Morris is missing the point that the working people pay far more in other government fees and taxes than they do in income taxes.  The Bush tax cuts already took millions of lower income people completely off the tax roll.  Those cuts now make it easier to focus on how much a typical lower or middle income American gets withheld out of every paycheck through payroll and other taxes. The proposed Obama tax credit giveaway probably just covers social security taxes for working people. 

I agree with Morris that GOP-inspired tax revolts of the past have been sparked by blue collar outrage.  It is time to add all the tax and fee deductions from the working person’s paycheck — like payroll tax — then look at applying flat taxes and tax reform to those.

Singapore has another smart twist on this idea.  Rather than providing corporate bailout stimulus to help their economy, the Singaporean government is using tax policy to directly target labor costs.  They reduced the cost of labor for employers by cutting employers’ share of the payroll tax.  I can think of no better way to immediately reduce unemployment.

If you missed it, Art Laffer offers another great counter-view to Morris in a California tax piece at Fox and Hounds.  I encourage everyone to read this piece.  Laffer looks at our progressive tax scheme and concludes government can get the same revenue it is getting now with, you guessed it — lower and flatter taxes that are simply more efficient.   Laffer proposes that aside from sin taxes like cigarette taxes, every state and local tax be abolished. Not cut – eliminated entirely.  That means no local sales taxes, no property taxes, no state gas taxes and no state payroll taxes.  

In their place, Laffer proposes two single-rate flat taxes, one placed on business net sales, and one on personal unadjusted gross income. He defines a company’s net sales as total sales less purchases from other companies.  No deductions for businesses, and for individuals the only deductions allowed would be home mortgage interest, charitable contributions and rent on one’s primary residence (if the taxpayer is not a homeowner). No income level should be exempt – everybody pays. 

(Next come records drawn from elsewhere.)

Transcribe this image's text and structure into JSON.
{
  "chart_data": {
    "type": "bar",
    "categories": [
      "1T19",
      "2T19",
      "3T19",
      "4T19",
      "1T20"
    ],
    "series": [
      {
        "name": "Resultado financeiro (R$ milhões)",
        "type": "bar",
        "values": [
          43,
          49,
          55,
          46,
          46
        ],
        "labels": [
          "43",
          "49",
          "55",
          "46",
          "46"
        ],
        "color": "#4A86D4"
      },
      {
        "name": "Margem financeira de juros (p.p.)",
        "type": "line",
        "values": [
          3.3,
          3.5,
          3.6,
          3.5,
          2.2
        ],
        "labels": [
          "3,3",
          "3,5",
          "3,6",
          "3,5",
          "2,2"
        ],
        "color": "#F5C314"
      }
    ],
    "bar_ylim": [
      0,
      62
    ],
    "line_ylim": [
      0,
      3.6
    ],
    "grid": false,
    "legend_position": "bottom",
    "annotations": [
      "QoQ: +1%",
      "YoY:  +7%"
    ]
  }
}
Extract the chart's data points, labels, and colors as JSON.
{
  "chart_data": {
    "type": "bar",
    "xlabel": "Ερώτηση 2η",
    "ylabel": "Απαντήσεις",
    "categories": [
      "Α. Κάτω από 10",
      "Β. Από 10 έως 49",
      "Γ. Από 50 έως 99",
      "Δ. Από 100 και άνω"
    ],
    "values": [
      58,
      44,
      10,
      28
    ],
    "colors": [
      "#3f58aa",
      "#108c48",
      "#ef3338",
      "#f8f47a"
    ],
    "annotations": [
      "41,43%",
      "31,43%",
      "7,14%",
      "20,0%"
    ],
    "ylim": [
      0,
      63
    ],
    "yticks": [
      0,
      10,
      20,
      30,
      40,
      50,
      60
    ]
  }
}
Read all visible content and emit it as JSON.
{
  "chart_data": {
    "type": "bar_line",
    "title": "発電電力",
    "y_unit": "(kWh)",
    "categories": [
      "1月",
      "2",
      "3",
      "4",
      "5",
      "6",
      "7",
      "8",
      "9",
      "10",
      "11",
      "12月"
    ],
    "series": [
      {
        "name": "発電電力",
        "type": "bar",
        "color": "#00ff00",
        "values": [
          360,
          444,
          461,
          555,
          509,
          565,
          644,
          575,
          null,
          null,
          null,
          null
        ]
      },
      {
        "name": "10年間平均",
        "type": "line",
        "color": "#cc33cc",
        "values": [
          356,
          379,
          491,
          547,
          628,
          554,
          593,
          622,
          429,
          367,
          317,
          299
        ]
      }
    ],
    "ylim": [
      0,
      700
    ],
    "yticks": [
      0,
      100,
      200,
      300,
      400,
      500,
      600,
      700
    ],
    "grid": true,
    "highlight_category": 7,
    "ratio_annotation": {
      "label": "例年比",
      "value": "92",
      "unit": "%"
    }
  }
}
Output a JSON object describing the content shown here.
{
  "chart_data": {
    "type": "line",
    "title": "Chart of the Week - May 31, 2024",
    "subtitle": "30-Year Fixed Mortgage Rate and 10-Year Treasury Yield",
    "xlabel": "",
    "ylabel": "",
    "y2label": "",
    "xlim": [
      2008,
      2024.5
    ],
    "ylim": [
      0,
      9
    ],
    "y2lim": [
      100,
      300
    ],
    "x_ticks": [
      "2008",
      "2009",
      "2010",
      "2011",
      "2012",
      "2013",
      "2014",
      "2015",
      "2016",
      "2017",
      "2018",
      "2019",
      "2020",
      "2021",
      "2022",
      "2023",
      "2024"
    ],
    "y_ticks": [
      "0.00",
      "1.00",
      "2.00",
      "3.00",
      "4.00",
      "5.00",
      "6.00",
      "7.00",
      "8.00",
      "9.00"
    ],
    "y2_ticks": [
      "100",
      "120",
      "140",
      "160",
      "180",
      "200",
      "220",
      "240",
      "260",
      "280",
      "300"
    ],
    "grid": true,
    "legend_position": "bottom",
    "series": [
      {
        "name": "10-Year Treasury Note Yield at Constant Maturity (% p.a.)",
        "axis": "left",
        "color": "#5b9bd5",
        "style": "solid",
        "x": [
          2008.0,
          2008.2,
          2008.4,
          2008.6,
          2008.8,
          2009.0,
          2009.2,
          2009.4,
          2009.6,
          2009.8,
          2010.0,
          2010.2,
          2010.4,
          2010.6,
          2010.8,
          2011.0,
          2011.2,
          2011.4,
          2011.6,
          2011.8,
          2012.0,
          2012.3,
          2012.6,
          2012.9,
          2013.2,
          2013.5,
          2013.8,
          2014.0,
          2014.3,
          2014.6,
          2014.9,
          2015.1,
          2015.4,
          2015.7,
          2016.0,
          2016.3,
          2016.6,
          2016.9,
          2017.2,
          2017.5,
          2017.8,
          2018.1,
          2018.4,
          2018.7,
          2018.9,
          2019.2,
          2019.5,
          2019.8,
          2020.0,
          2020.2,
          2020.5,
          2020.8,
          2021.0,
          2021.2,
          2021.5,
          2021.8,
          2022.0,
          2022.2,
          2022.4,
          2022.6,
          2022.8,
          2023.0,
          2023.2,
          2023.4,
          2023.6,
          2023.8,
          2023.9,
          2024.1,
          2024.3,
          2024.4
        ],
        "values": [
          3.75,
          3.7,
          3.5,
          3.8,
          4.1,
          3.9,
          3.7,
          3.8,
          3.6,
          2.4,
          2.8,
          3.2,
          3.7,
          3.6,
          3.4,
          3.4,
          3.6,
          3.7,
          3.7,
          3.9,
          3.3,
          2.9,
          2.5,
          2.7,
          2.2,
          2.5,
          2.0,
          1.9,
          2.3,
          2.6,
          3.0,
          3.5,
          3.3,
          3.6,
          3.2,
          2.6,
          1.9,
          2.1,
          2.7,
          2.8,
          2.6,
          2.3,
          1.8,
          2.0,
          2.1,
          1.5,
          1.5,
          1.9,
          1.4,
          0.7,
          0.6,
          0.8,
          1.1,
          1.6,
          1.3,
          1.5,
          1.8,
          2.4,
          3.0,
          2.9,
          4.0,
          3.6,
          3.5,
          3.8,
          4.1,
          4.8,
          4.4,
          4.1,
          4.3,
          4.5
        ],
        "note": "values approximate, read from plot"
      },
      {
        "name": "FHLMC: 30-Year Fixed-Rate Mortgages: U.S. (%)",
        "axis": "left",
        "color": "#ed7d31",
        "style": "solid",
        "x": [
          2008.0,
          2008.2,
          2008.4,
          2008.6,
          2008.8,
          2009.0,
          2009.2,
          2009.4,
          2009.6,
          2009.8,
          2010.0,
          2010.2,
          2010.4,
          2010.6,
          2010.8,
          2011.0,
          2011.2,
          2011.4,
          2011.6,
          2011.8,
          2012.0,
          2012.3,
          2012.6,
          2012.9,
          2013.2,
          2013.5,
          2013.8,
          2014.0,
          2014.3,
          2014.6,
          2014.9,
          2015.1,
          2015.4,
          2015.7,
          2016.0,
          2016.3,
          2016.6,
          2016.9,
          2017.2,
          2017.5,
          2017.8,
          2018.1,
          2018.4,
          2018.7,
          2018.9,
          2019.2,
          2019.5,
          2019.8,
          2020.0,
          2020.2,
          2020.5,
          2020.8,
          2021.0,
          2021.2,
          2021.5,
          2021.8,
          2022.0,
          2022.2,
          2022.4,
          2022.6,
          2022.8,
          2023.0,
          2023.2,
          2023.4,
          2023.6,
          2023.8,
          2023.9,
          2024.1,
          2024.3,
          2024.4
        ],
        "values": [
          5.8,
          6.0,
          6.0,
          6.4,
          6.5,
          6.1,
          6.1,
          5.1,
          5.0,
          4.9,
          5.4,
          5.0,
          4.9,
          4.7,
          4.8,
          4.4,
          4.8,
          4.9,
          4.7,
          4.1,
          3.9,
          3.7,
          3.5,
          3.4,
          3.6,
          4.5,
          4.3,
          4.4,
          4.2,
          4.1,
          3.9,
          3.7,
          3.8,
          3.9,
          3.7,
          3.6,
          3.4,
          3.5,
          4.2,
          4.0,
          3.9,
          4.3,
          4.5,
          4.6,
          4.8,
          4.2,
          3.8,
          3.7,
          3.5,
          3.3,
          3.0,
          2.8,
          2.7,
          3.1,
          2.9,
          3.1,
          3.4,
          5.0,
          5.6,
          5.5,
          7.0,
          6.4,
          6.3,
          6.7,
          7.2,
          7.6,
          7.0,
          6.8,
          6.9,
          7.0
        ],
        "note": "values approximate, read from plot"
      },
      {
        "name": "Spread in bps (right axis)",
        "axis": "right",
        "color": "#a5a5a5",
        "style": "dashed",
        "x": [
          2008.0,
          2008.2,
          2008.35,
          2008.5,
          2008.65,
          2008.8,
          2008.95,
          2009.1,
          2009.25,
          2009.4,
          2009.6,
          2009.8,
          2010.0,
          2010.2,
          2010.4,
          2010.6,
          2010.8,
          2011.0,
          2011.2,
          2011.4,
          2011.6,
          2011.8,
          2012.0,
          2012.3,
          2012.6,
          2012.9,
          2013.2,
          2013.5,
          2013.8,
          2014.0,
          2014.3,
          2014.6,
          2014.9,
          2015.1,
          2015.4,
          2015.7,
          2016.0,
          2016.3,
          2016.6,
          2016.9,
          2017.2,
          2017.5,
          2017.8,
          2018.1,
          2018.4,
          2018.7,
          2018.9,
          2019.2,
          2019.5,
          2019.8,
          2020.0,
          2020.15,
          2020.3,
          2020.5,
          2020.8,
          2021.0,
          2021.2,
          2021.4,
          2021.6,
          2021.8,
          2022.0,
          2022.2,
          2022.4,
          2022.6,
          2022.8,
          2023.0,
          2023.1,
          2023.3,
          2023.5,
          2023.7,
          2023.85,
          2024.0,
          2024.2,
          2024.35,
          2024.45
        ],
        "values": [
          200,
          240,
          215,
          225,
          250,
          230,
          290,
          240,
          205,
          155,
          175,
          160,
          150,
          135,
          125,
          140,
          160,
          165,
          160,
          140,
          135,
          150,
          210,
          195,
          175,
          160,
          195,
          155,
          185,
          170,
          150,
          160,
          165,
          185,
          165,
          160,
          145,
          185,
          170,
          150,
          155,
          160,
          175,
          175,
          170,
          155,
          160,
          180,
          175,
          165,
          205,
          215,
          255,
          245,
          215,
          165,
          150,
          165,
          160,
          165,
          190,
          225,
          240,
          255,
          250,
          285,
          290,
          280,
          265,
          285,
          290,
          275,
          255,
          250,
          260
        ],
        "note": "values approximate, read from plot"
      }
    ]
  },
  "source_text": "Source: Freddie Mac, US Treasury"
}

Laffer then calculated (without presuming a supply-side or Laffer Curve effect!) that in order to match current state and local revenues, the tax rate on California business net sales and on personal unadjusted gross income would be less than 6%, and this revenue would be much, much less volatile than our current structure.    

I submit that these chaotic and scary times is producing an atmosphere where voters are as receptive to big change and fresh ideas as they were in the days leading up to Proposition 13.  With leadership and a smart communications strategy, Dick Morris is totally wrong that Obama’s spending spree takes the message of tax cuts away from the GOP.